Iran’s Supreme Leader Ali Khamenei warned Friday that his allies, mainly Hezbollah and Hamas, would continue the fight against Israel, and defended Iran’s missile attack on its sworn enemy amid heightened fears of a conflagration in the Middle East.
Iran’s allies “will not back down”, said Ayatollah Khamenei in a sermon in front of thousands of people in a large mosque in Tehran, during weekly prayers.
This speech came in the middle of the war between Lebanese Hezbollah and Israel, which moved most of its operations to the northern front in Lebanon in mid-September, after having weakened Hamas in the Gaza Strip during a devastating offensive. still in progress.
This was launched in response to an attack of unprecedented violence and scale by the Palestinian movement Hamas on October 7, 2023 against Israel.
The Hamas attack “is logical and legitimate”, argued the number one of the Islamic Republic of Iran which does not recognize the existence of the State of Israel.
“The resistance in the region will not retreat despite the martyrs and will achieve victory,” he added in reference to the assassination of Hassan Nasrallah, the leader of Hezbollah killed on September 27 in an Israeli raid near Beirut, and that of Ismaïl Haniyeh, the leader of Hamas, killed on July 31 in an attack in Tehran attributed to Israel.
Israel “cannot seriously harm” Hezbollah and Hamas, he said, stressing that Hezbollah’s fight provided a “vital service to the entire region.”
“Totally legit”
On Tuesday, Iran fired nearly 200 missiles toward Israel, saying it was retaliating for the assassinations of Nasrallah and Haniyeh.
“The operation of our armed forces was completely legitimate,” Ayatollah Khamenei said. This is “the least” of responses.
The attack led to cross-threats of retaliation between Israel and Iran.
On Thursday, US President Joe Biden said he was “in discussions” with Israel about possible strikes against oil installations in Iran, a country that is one of the ten largest oil producers.

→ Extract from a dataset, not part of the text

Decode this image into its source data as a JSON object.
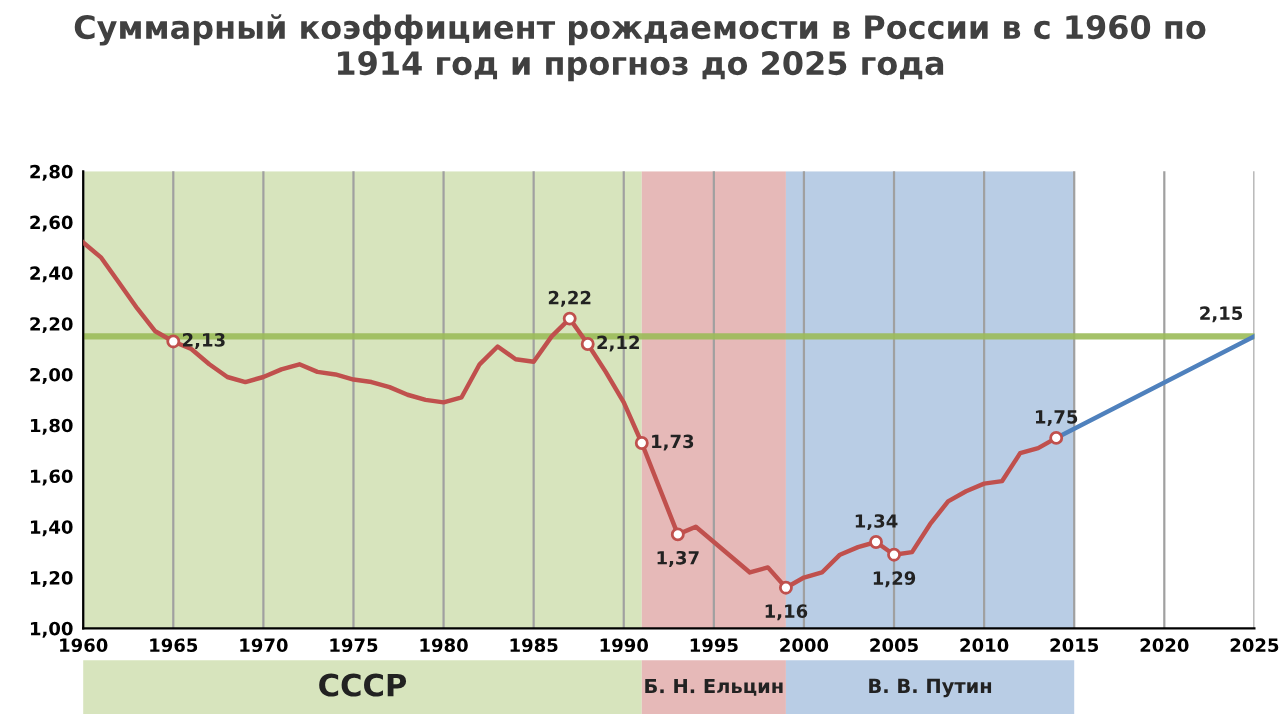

Main Lebanon-Syria road cut
In Lebanon, where the head of Iranian diplomacy Abbas Araghchi reiterated his country’s “support” for Hezbollah, the Israeli army carried out a raid on the Masnaa area in the east of the country, cutting a vital road axis with neighboring Syria.
Israel accuses Hezbollah of transporting weapons from Syria. Around 310,000 people, mainly Syrians, have fled to Syria in recent days via the Masnaa border crossing.
The Israeli military said it struck Hezbollah “infrastructure sites” adjacent to the Masnaa border crossing, including “an underground tunnel used to smuggle weapons across the border.”
More than 70 tons of explosives
During the night, particularly intense Israeli bombardments targeted the southern suburbs of Beirut, a Hezbollah stronghold, destroying several buildings.
AFP footage showed giant flames rising from the area, with thick smoke and flares.
“The ground shook beneath our feet. The sky lit up,” said Mohammed Sheaito, a 31-year-old taxi driver, commenting on the strikes.
According to the Israeli news site Ynet, fighter jets dropped nearly 73 tons of explosives on the Hezbollah intelligence headquarters in the southern suburbs of Beirut.
Hachem Safieddine, Hassan Nasrallah’s potential successor as leader of Hezbollah, was one of the targets, along with other senior Hezbollah officials who were in the compound at the time, he added.
Asked by AFP whether Safieddine was the target, the Israeli army said it was “examining the information”.
Hezbollah accused Israel of carrying out a strike Friday in the southern suburbs “against civil defense teams who were clearing rubble and trying to recover wounded people, leaving one dead among them.”
Fighting in southern Lebanon
Following the start of the war in Gaza between Israel and Hamas, Hezbollah opened a front against Israel in support of Hamas.
After exchanges of cross-border fire for almost a year, Israel has intensified its bombings in Lebanon since September 23, targeting hundreds of Hezbollah targets, according to its army.
The Israeli army also launched a ground offensive in southern Lebanon on Monday, where nine of its soldiers died in the fighting against Hezbollah.
On Friday, Hezbollah claimed to have fired shells at Israeli soldiers in the Lebanese border area of Maroun al-Ras. He also announced that he had fired shells and rockets at Kiryat Shmona in northern Israel.
The Israeli army said it would continue to inflict “severe blows” on Hezbollah, in order to allow the return of around 60,000 border region residents displaced by the Lebanese movement’s incessant rocket fire towards northern Israel. .
According to an AFP report based on official figures, nearly 2,000 people have been killed in Lebanon since October 2023, including at least 1,110 since September 23. The Lebanese government estimates the number of displaced people at around 1.2 million.